I'm working on researches in the area of Special and General Relativity (SR/GR) focused on time dilation and I have a question to pose. Lorentz transformations (LT) introduce a time transformation such that two events occurring at same time in one frame not being at same time in another frame (relative simultaneity).
A "special/singular" case for LT is when the clock in the frame at rest is also fixed. In this case the dependency on the position for transforming a delta time is dropped, and the conversion is only based on gamma (i.e. delta t' = gamma * delta t). This is the setup is fully equivalent to other relativity theories, based on absolute synchronization methods, and more specifically based on an absolute simultaneity. So this aspect is not a SR peculiarity anymore.

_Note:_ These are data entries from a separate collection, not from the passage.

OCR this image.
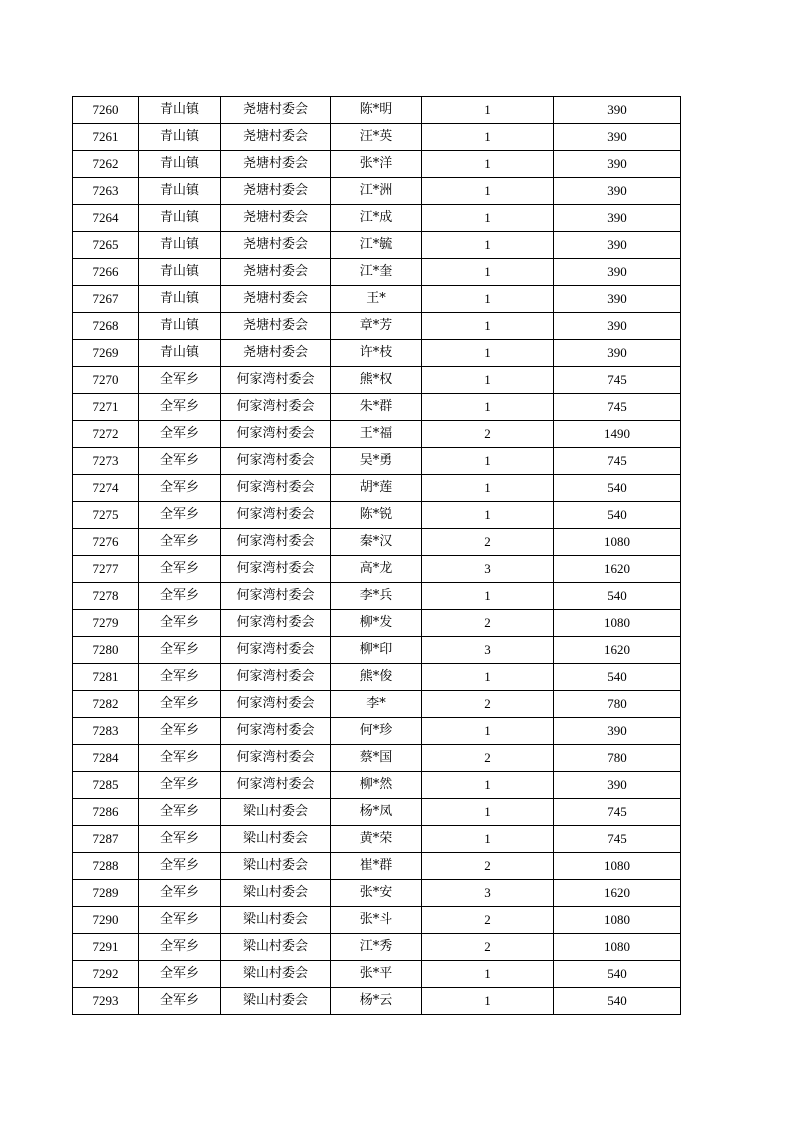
7260	青山镇	尧塘村委会	陈*明	1	390
7261	青山镇	尧塘村委会	汪*英	1	390
7262	青山镇	尧塘村委会	张*洋	1	390
7263	青山镇	尧塘村委会	江*洲	1	390
7264	青山镇	尧塘村委会	江*成	1	390
7265	青山镇	尧塘村委会	江*毓	1	390
7266	青山镇	尧塘村委会	江*奎	1	390
7267	青山镇	尧塘村委会	王*	1	390
7268	青山镇	尧塘村委会	章*芳	1	390
7269	青山镇	尧塘村委会	许*枝	1	390
7270	全军乡	何家湾村委会	熊*权	1	745
7271	全军乡	何家湾村委会	朱*群	1	745
7272	全军乡	何家湾村委会	王*福	2	1490
7273	全军乡	何家湾村委会	吴*勇	1	745
7274	全军乡	何家湾村委会	胡*莲	1	540
7275	全军乡	何家湾村委会	陈*锐	1	540
7276	全军乡	何家湾村委会	秦*汉	2	1080
7277	全军乡	何家湾村委会	高*龙	3	1620
7278	全军乡	何家湾村委会	李*兵	1	540
7279	全军乡	何家湾村委会	柳*发	2	1080
7280	全军乡	何家湾村委会	柳*印	3	1620
7281	全军乡	何家湾村委会	熊*俊	1	540
7282	全军乡	何家湾村委会	李*	2	780
7283	全军乡	何家湾村委会	何*珍	1	390
7284	全军乡	何家湾村委会	蔡*国	2	780
7285	全军乡	何家湾村委会	柳*然	1	390
7286	全军乡	梁山村委会	杨*凤	1	745
7287	全军乡	梁山村委会	黄*荣	1	745
7288	全军乡	梁山村委会	崔*群	2	1080
7289	全军乡	梁山村委会	张*安	3	1620
7290	全军乡	梁山村委会	张*斗	2	1080
7291	全军乡	梁山村委会	江*秀	2	1080
7292	全军乡	梁山村委会	张*平	1	540
7293	全军乡	梁山村委会	杨*云	1	540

Looking at the SR literature for Earth and space time drift analysis real world experiments, all the models used are always based on the above "singular" case, i.e. an absolute-like frame is defined with a clock is at rest there. This allows to correlate delta times in different frames through coordinate vs. proper time comparisons, under certain assumptions for clock synchronization. But again it's not a specific feature of SR with respect to other theories! The same can be obtained with absolute frame & time models, with in some case much more easy and clear steps.
Does anyone know an example where the relative simultaneity is used for modeling a real experiment, i.e. where also the term -v*x/c^2 plays a role in the tranformation?